14.0 Ad Gentes Divinitus

Another series of claims and responses this time defending Vatican II’s Decree on the Church’s missionary activity.

Claim: AGD#6 says “For although the Church possesses totally and fully the means of salvation, it neither always nor at once puts or can put them all into operation, but is subject to beginnings and stages in the activity by which it strives to bring God’s plan into effect.  Indeed, at times, after a successful start and advance, it has to grieve at another reverse, or at least it halts in a certain state of semi-fulfillment and insufficiency.” This is wrong because outside the Church their is no salvation. The Church always has the power to save thanks to Christ. There are no stages.

Response: This one is a translation error. The translation by Austin Flannery, O.P. General editor of the Basic Sixteen Documents of Vatican Council II, uses the following sentence to translate the above underline sentence. “Although the Church possesses in itself the totality and fullness of the means of salvation, it does not always, in fact cannot, use every one of them immediately, but has to make beginnings and work by slow stages to give effect to God’s plan.” See also the Vatican Website Translation (Linked Here) Thus, understanding the sentence dealing with missionary activity it is easy to agree that the Church does not always have free access into hearts of state lands immediately to make the full means of salvation available. Saying this does not mean that the Church does not always contain, due to Christ, salvation. It is about availability for others to be saved not the ability of the Church to save.

Claim: ADG#10 says “For the Gospel message has not yet, or hardly yet, been heard by two million human beings (and their number is increasing daily), who are formed into large and distinct groups by permanent cultural ties, by ancient religious traditions, and by firm bonds of social necessity. Some of these men are followers of one of the great religions…” So Vatican II calls the other religions great. A series of Scripture quotes is then given to show how other religions are in darkness or error.
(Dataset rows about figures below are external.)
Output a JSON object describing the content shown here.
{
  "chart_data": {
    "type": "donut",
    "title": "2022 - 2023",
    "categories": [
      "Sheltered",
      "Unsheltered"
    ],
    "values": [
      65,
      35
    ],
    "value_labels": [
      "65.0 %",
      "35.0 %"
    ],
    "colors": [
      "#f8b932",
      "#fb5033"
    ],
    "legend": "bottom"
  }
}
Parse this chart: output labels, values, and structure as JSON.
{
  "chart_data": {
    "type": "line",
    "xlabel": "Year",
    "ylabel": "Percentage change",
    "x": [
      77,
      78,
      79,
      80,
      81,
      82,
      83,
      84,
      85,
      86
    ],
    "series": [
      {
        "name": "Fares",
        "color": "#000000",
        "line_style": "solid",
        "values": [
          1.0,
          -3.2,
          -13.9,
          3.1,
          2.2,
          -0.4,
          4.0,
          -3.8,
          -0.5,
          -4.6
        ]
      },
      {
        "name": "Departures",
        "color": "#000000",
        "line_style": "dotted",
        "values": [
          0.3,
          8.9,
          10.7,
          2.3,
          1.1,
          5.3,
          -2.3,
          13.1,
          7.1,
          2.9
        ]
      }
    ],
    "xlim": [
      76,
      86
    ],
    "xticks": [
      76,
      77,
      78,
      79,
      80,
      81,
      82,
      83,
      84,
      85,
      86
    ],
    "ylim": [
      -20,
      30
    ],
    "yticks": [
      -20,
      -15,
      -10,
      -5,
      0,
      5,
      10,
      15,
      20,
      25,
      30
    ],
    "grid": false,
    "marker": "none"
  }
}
Response: Scripture also calls Babylon great, (Apocalypse (Revelations) 17:18, 18:2) but that does not mean it thinks Babylon is great in a sense morally or righteously superior to Jerusalem. Great can mean many different things. Great in size, great in people esteem, greet in virtue. Some tenants of Christian morality can be found in other religions like the Golden rule to name one of many. Thus, at least in some ways – in the aspects that these religions contain truth – there is a moral greatness to them.

Claim: AGD#29 Says, “In coordination with the Secretariat for Promoting Christian Unity, let it search out ways and means for bringing about and directing fraternal cooperation as well as harmonious living with missionary undertaking of other Christian communities, that as far as possible the scandal of division may be removed.” Thus, Vatican II says we should work with Protestants in missionary activities and considers a conversion to Protestantism a true conversion. That would not be a true conversion to the correct faith.

Response: No where in the text, does ADG says that Protestantism is on an equal footing with Catholicism. Please refer to Lumen Gentium #8 on how Vatican II clearly said that the Catholic Church is one true Church established by Christ. All paragraph 29 is saying is that if Catholic and Protestant missionaries don’t work together but are divided and quarrelling people will be scandalized and not convert to either one. It is a practical issue that when Catholics can get along with others, which does not mean admitting that the Protestants are right, more people will be converted to Catholicism. Who wants to convert to become part of a Church that cries and complains about others all day and cannot even see the humanity in the eyes of those who they disagree with? In fact, not only will those of no Christian faith be converted to Catholicism but even the protestant missionaries themselves as they get to now the love and faith possessed by Catholics. This point can be true in many ways. In an election for example, how much better do those who hold Christian moral fare when both Catholics and Protestants vote together. In mission lands this cooperation may be key to building and sustaining important projects and changing a culture.